Alia Al Mahdi, Nude Art, 2011

What is the difference between Alia Al Mahdi’s nude picture, and the forced virginity tests that 17 Egyptian women activists were subjected to on the 9th of march 2011? What is the difference between her body standing steadfast, chest open wide, legs spread a bit showing her clitoris, and the unknown body of a female mutilated and left to rot by the pro-Assad thugs in Syria?

The absence of force, that’s the difference, that makes all the difference. Her ownership of her body as expressed by the photo, have led to the “Alia” frenzy, as the media hovers around her trying to abuse the topic as much as they can. And now that many activists ( men and women) have shamed her, denounced her, and went as far as exiling her from her rightful participation in the Egyptian revolution ( be it as simply the act of sleeping at the Midan El Tahrir), and now that a plead has been made against her to be sued infront of the “law” ( the same old Mubarak law in the admission of the same activists), we need to pay attention to the kind of revolution we are talking about, and the space that this revolution is opening up, or keeping closed.

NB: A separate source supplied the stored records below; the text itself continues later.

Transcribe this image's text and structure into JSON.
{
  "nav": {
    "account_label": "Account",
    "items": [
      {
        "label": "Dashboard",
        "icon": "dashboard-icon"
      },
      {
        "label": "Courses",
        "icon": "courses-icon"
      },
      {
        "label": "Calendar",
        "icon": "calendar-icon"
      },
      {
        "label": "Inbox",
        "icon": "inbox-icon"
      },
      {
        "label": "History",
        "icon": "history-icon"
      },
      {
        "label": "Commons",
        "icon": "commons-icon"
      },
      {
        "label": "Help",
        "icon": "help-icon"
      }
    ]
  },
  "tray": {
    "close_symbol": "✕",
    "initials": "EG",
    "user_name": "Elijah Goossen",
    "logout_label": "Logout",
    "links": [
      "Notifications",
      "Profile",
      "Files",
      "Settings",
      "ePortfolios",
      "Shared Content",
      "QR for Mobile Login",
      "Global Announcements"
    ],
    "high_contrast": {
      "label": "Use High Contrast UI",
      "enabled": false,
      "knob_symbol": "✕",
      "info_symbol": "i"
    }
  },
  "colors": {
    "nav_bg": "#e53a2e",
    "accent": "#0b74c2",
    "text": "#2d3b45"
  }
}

What is so offensive about a woman owning her body? What is so threatening about a woman deciding to expose her body bare to the eyes of the “anonymous” others. I think some tend to forget that women’s bodies are a fixed symbol of possession in patriarchal societies, where everything else is negotiable: economy, social justice, election, and constitutions. The diverse sects of patriarchy renegotiate who takes what, what should gain more or less value. But never the women question. Women are to live as the inferior others.

Alia asks those viewing her body and condemning it to look at the mirror and burn their own bodies. She asks the person who can’t accept the body of the other, to not accept her/his own body, to mutilate it, burn it, and use force on it. As if the only way one’s body can exist freely, with out the judgement of others, is by using force on it.

She recognizes that ownership and freedom do require big productions, masses marching, and gunfire sprouting. She recognizes that the simple act of reclaiming your body, and understanding the need for the “other” to own her body, is an act of liberation and emancipation. Claiming ownership of one’s body can’t be a colonial agenda, for those insisting on it, body ownership is an instinctive act of freedom. Remember that “slavery is the act of owning other humans, human bodies and their workforce”. On a similar note, wasn’t the mutilation of Khaled Said’ body one of the main causes that started the revolution against the regime?

In Egypt, as everywhere in the Arab region, Alia’s photo is being used to terrorize vocal women and feminists. It has become the reason to silence women calling for immediate emancipation and freedom. It has become the example of how deviant the feminist and women’s right agenda really is, it can all be summed up in a nude picture. As ridiculous as it sounds for many of us, we shouldn’t be really provoked to the extent of denying Alia’s right to do what she needed to do to break free. We must not engage in it if we aren’t planning to deconstruct the attacking choirs and bringing them to face their own demon: their fear of seeing the female body free from their possession. Whatever the arguments are, Islamist or radical leftists, we should be steadfast, this is our body on the line here. These are the times where many of us have a great understanding that the only reason why patriarchy has been reproducing itself is because our bodies haven’t risen up to the challenge, we haven’t radicalized our bodies as much as we have radicalized our minds.

It’s a bit early to have a clear understanding of how Alia’s action will impact the discourses we carry as feminists, and even if this will bring many voices within the movement to “bare” themselves and finally stand in the light, allowing us to asses how many hypocrites are willing to compromise, for personal power or heroic “token” positions within our movements. If there is a lesson we ought to learn from Alia’s action and its reverberations, it is that what’s always been powerful about being a feminist is that we don’t comprise, and the many victories we’ve been gaining is exactly because patriarchy is always in the mood to compromise. We are in a position of power, and Alia’s action is one of the many expressions to re-emphasis this. Alia owning her body scared many, and this is exactly what should we paying attention to. How and why female bodies are greatly feared?